The companies tested two models: One based on AutoML Tables and one that was custom-developed for this project. The former won out with “a precision of 98% with a recall of 35% compared to precision of 70-80% and recall of 20-25% from [the] custom ML model,” (which also means the experiment served the dual purpose of demonstrating the benefits of using AutoML instead of a custom solution).
Google Cloud said that it plans “to expand the system to support all Seagate drives—and we can’t wait to see how this will benefit our OEMs and our customers!“ More information about the project is available via the company’s blog post.
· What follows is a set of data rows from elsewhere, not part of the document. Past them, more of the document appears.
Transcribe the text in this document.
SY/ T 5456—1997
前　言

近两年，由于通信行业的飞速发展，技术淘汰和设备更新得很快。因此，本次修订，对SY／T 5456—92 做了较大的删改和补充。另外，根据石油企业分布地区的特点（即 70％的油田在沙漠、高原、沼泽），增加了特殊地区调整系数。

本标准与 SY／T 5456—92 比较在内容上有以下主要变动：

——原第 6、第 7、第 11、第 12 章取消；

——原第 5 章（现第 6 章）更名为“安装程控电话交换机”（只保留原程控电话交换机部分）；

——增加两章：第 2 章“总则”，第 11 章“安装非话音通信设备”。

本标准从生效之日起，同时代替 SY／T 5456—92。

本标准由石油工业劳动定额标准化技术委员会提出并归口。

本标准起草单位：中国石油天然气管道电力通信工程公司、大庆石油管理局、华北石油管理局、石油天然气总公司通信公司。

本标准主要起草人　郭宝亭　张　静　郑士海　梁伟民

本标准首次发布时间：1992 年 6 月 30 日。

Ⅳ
I presume they empty the bad drive first so that when repairs are complete, it's blank, and does not contain old data that might cause Google's overall storage to have old, out-of-date stuff.
So they fix the drive without worrying about the data contents, as if reformatting blank, not recovering any data from it.
Why drain it of all data if data is redundant anyway, does Google really have some data in only one place, on only one drive, ever?
And why not simply swap a new drive for an old drive, and service the old drive off-line, for reuse later if appropriate, with no interruption of service while testing, are the hard drives hard-wired soldered into place inside Google servers?